もう桜は散ったけど、並木道は 散歩を楽しむ人や川べりに作られた小さな小川で水遊びを楽しむ子供達の明るい笑い声が絶えない。

 なんか いいねと浩一が言うと 浩一ならわかってくれると思った と御堂。

 一層、川面で子供たちの喚起する声がして その方を見ると子供たちが 網をもって魚を採ろうとしている。

「嘘だろ。ここに魚?」

 町中の川に魚なんていないと思っていた浩一は眼を丸くするが、川がきれいなったからね、と御堂は言った。

 立ち止まってきらきらひかる川面を見ながら、御堂は目を細める。その姿を見て浩一はあの中学のときのことを思い出す。


 あの中学の通学電車の中、風景がきれいと同じように考えていた彼に親近感を持ったあの日も彼はそういう目をして景色を見ていたと。


「きれいだな」

 浩一がいうと御堂は「本当に」と言って笑う。

「また一緒に、同じものを見て同じことを言えるようになったね」

 子供たちの笑い声が聞こえる川辺で、浩一は微笑む御堂の顔を見て、頷いた。


 そうして、浩一が引っ越しする前の何か月かはいつも吉田も交えて3人で帰っていたことを思い出した。

 

 俺達、結構、仲がよかったんだ。でも、ミサがなんかわかんないけれど御堂に対してなんか言いだして。

 あいつ変な嫉妬心が芽生えて浮気がどうのとか変態とか言っててそんで俺が 怒って・・・

 ミサの切れ具合が普通じゃなかった、ので結局何が原因だったのかすら、覚えていなかったが。


 染められた髪色がやさしく、やわらかな顔立ちが映えて見える。

 御堂のその温和な微笑みを見て思わず、言葉が先に出た。


「あのさ・・・好きだよ」と 告白してみるが、御堂はまた子供たちが遊んでいる姿に目を奪われているらしく聞こえなかったようだ。


 この返事は、今はまだ返してくれないだろうなと浩一は、御堂の見ている方に目をやりながら、木々の小道を歩きながら 他愛のない話をし始めた。


 話は、この近辺の話から始まった。

 桜川近辺ががこの何年でどのくらい変わったか、とか浩一がいなくなってからの学校や吉田や御堂自身のこと。


「正直、御堂って名前を聞いても本当にぴんとこなかったんだよな。
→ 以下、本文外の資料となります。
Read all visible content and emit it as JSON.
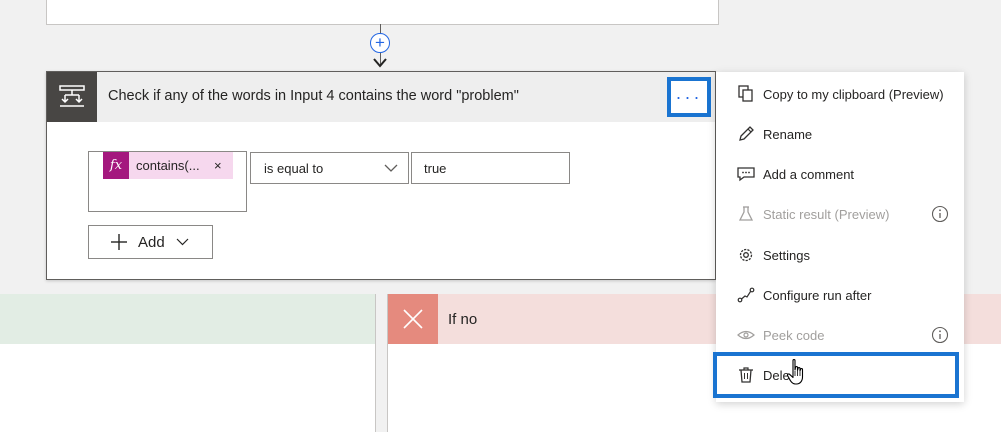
{
  "condition": {
    "title": "Check if any of the words in Input 4 contains the word \"problem\"",
    "more_label": "···",
    "expression": {
      "fx_label": "fx",
      "token_text": "contains(...",
      "remove_label": "×"
    },
    "operator": "is equal to",
    "value": "true",
    "add_label": "Add"
  },
  "branches": {
    "no_label": "If no"
  },
  "context_menu": {
    "items": [
      {
        "label": "Copy to my clipboard (Preview)",
        "icon": "copy-icon",
        "disabled": false
      },
      {
        "label": "Rename",
        "icon": "pencil-icon",
        "disabled": false
      },
      {
        "label": "Add a comment",
        "icon": "comment-icon",
        "disabled": false
      },
      {
        "label": "Static result (Preview)",
        "icon": "flask-icon",
        "disabled": true
      },
      {
        "label": "Settings",
        "icon": "gear-icon",
        "disabled": false
      },
      {
        "label": "Configure run after",
        "icon": "run-after-icon",
        "disabled": false
      },
      {
        "label": "Peek code",
        "icon": "eye-icon",
        "disabled": true
      },
      {
        "label": "Dele",
        "icon": "trash-icon",
        "disabled": false
      }
    ]
  },
  "colors": {
    "accent_blue": "#1a74d1",
    "fx_magenta": "#a4187e",
    "token_pink": "#f6d8ee",
    "yes_branch_green": "#e2ede4",
    "no_branch_red": "#f4dedc",
    "no_icon_salmon": "#e58a7e",
    "condition_icon_bg": "#484644"
  }
}
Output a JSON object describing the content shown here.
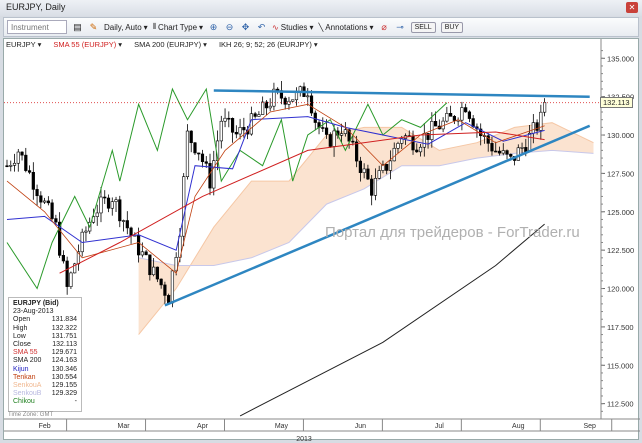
{
  "window": {
    "title": "EURJPY, Daily",
    "close_icon": "close-icon"
  },
  "toolbar": {
    "instrument_placeholder": "Instrument",
    "period": "Daily, Auto",
    "chart_type": "Chart Type",
    "studies": "Studies",
    "annotations": "Annotations",
    "sell": "SELL",
    "buy": "BUY"
  },
  "indicators": [
    {
      "label": "EURJPY",
      "color": "#222"
    },
    {
      "label": "SMA 55 (EURJPY)",
      "color": "#d02020"
    },
    {
      "label": "SMA 200 (EURJPY)",
      "color": "#222"
    },
    {
      "label": "IKH 26; 9; 52; 26 (EURJPY)",
      "color": "#222"
    }
  ],
  "info": {
    "title": "EURJPY (Bid)",
    "date": "23-Aug-2013",
    "rows": [
      {
        "k": "Open",
        "v": "131.834",
        "c": "#222"
      },
      {
        "k": "High",
        "v": "132.322",
        "c": "#222"
      },
      {
        "k": "Low",
        "v": "131.751",
        "c": "#222"
      },
      {
        "k": "Close",
        "v": "132.113",
        "c": "#222"
      },
      {
        "k": "SMA 55",
        "v": "129.671",
        "c": "#d03030"
      },
      {
        "k": "SMA 200",
        "v": "124.163",
        "c": "#222"
      },
      {
        "k": "Kijun",
        "v": "130.346",
        "c": "#2020c0"
      },
      {
        "k": "Tenkan",
        "v": "130.554",
        "c": "#c04010"
      },
      {
        "k": "SenkouA",
        "v": "129.155",
        "c": "#f0b890"
      },
      {
        "k": "SenkouB",
        "v": "129.329",
        "c": "#b8b8e0"
      },
      {
        "k": "Chikou",
        "v": "-",
        "c": "#208020"
      }
    ]
  },
  "timezone": "Time Zone: GMT",
  "watermark": "Портал для трейдеров - ForTrader.ru",
  "current_price": "132.113",
  "chart_data": {
    "type": "candlestick",
    "symbol": "EURJPY",
    "timeframe": "Daily",
    "ylim": [
      111.5,
      135.8
    ],
    "yticks": [
      "135.000",
      "132.500",
      "130.000",
      "127.500",
      "125.000",
      "122.500",
      "120.000",
      "117.500",
      "115.000",
      "112.500"
    ],
    "ytick_values": [
      135,
      132.5,
      130,
      127.5,
      125,
      122.5,
      120,
      117.5,
      115,
      112.5
    ],
    "xticks": [
      "Feb",
      "Mar",
      "Apr",
      "May",
      "Jun",
      "Jul",
      "Aug",
      "Sep"
    ],
    "xtick_days": [
      10,
      31,
      52,
      73,
      94,
      115,
      136,
      155
    ],
    "year_label": "2013",
    "day_range": [
      0,
      158
    ],
    "close_path": [
      [
        0,
        128
      ],
      [
        3,
        129
      ],
      [
        9,
        126
      ],
      [
        13,
        124
      ],
      [
        16,
        120
      ],
      [
        19,
        122.5
      ],
      [
        23,
        125
      ],
      [
        28,
        126
      ],
      [
        34,
        123
      ],
      [
        39,
        121
      ],
      [
        43,
        119.5
      ],
      [
        46,
        124
      ],
      [
        48,
        130
      ],
      [
        51,
        129
      ],
      [
        54,
        127
      ],
      [
        57,
        131
      ],
      [
        61,
        130
      ],
      [
        66,
        131
      ],
      [
        71,
        132.5
      ],
      [
        77,
        132.5
      ],
      [
        80,
        133
      ],
      [
        82,
        131
      ],
      [
        85,
        129.5
      ],
      [
        89,
        130.5
      ],
      [
        93,
        128.5
      ],
      [
        97,
        126.5
      ],
      [
        101,
        128
      ],
      [
        105,
        130
      ],
      [
        109,
        129.5
      ],
      [
        114,
        130.5
      ],
      [
        118,
        131
      ],
      [
        122,
        132
      ],
      [
        126,
        130
      ],
      [
        130,
        129
      ],
      [
        134,
        128.3
      ],
      [
        138,
        129.5
      ],
      [
        142,
        131
      ],
      [
        143,
        132.1
      ]
    ],
    "sma55": [
      [
        14,
        121
      ],
      [
        30,
        123
      ],
      [
        52,
        126
      ],
      [
        80,
        129
      ],
      [
        110,
        130
      ],
      [
        130,
        130.2
      ],
      [
        143,
        129.7
      ]
    ],
    "sma200": [
      [
        62,
        111.7
      ],
      [
        100,
        116.5
      ],
      [
        130,
        121.5
      ],
      [
        143,
        124.2
      ]
    ],
    "kijun": [
      [
        0,
        124.5
      ],
      [
        10,
        124.7
      ],
      [
        20,
        123
      ],
      [
        35,
        123.5
      ],
      [
        45,
        122.5
      ],
      [
        50,
        128
      ],
      [
        60,
        127.8
      ],
      [
        65,
        131
      ],
      [
        80,
        131.2
      ],
      [
        90,
        130.5
      ],
      [
        100,
        130
      ],
      [
        112,
        129.4
      ],
      [
        122,
        130.8
      ],
      [
        132,
        129.6
      ],
      [
        143,
        130.3
      ]
    ],
    "tenkan": [
      [
        0,
        127
      ],
      [
        10,
        125
      ],
      [
        20,
        122
      ],
      [
        35,
        123
      ],
      [
        45,
        121
      ],
      [
        50,
        126
      ],
      [
        58,
        129
      ],
      [
        70,
        131.5
      ],
      [
        80,
        132
      ],
      [
        90,
        130.5
      ],
      [
        100,
        128
      ],
      [
        110,
        130
      ],
      [
        120,
        131
      ],
      [
        130,
        129.5
      ],
      [
        143,
        130.6
      ]
    ],
    "chikou": [
      [
        0,
        123
      ],
      [
        8,
        120
      ],
      [
        12,
        123
      ],
      [
        18,
        126
      ],
      [
        22,
        124
      ],
      [
        28,
        129
      ],
      [
        30,
        127
      ],
      [
        35,
        132
      ],
      [
        40,
        129
      ],
      [
        44,
        133
      ],
      [
        48,
        131
      ],
      [
        53,
        133
      ],
      [
        57,
        127
      ],
      [
        62,
        129
      ],
      [
        68,
        128
      ],
      [
        73,
        131
      ],
      [
        76,
        127
      ],
      [
        80,
        130
      ],
      [
        86,
        131
      ],
      [
        90,
        129
      ],
      [
        96,
        132
      ],
      [
        100,
        130
      ],
      [
        105,
        131
      ],
      [
        110,
        130.5
      ],
      [
        117,
        132.1
      ]
    ],
    "senkou_a": [
      [
        35,
        117
      ],
      [
        45,
        120
      ],
      [
        55,
        124
      ],
      [
        65,
        127
      ],
      [
        75,
        127
      ],
      [
        85,
        130
      ],
      [
        95,
        130.5
      ],
      [
        105,
        130.5
      ],
      [
        115,
        129
      ],
      [
        125,
        129.5
      ],
      [
        135,
        130.5
      ],
      [
        145,
        130.8
      ],
      [
        156,
        129.5
      ]
    ],
    "senkou_b": [
      [
        35,
        122
      ],
      [
        45,
        121.5
      ],
      [
        55,
        121.5
      ],
      [
        65,
        122
      ],
      [
        75,
        123
      ],
      [
        85,
        125.5
      ],
      [
        95,
        126.5
      ],
      [
        105,
        128
      ],
      [
        115,
        128
      ],
      [
        125,
        128.5
      ],
      [
        135,
        128.8
      ],
      [
        145,
        129
      ],
      [
        156,
        128.8
      ]
    ],
    "trendline_resistance": [
      [
        55,
        132.9
      ],
      [
        155,
        132.5
      ]
    ],
    "trendline_support": [
      [
        42,
        118.9
      ],
      [
        155,
        130.6
      ]
    ],
    "last_price": 132.113
  }
}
ヨウって名前は誰かにあったと思ってたんだけれど」

 そのとき御堂は、うっすらと笑って浩一を見上げる。

「僕、親が離婚したから名字が変わったんだ。だから覚えてないのは無理ないよ」

 そっか、と浩一は 御堂の髪を軽く触れる。

 家族の問題はどこにでもある。それは 浩一自身にもわかる。

 でも、御堂のことについては、ミサとも美奈とも、今まで知り合った彼女とは違う、なんでも知りたいしずっと話していたいと思う。


 体が勝手に動いて御堂の髪に触れていた。

 

「 御堂。俺さあ。おまえの名前、忘れてごめんな」

「 いいよ。僕も 前の名前、好きじゃないし」

「 それに 浩一は 今、また友達でいてくれるじゃない」


友達、何だろうかと 浩一は思う。

ああ、こいつが女ならここで 告白なのにと思うのだけれど。


「 御堂さ。雰囲気変わったじゃん。きれいになって、垢抜けて」

 本当、きれいになって、そんでもって やさしいしかわいいし、男だけれど・・・でも、男とかそんなのひっくるめてもやっぱ・・・ 好き・・・なんだよな。俺。


「 ありがと。でも 中身はあの女の子の言ったとおりだよ」

「 ミサは、わけわからないやつだから、ほっときゃいいんだよ」

でも 当たってるかもねと 落ち込んでいるような御堂に浩一は にっこりと笑って 肩を軽く叩いた。

「それにさ。俺は、ミサよりおまえと一緒にいるほうがいいんだから」

 

 そのとき御堂は本当に?と小さくいうと浩一は当たり前だろ?と笑って大きく頷いた。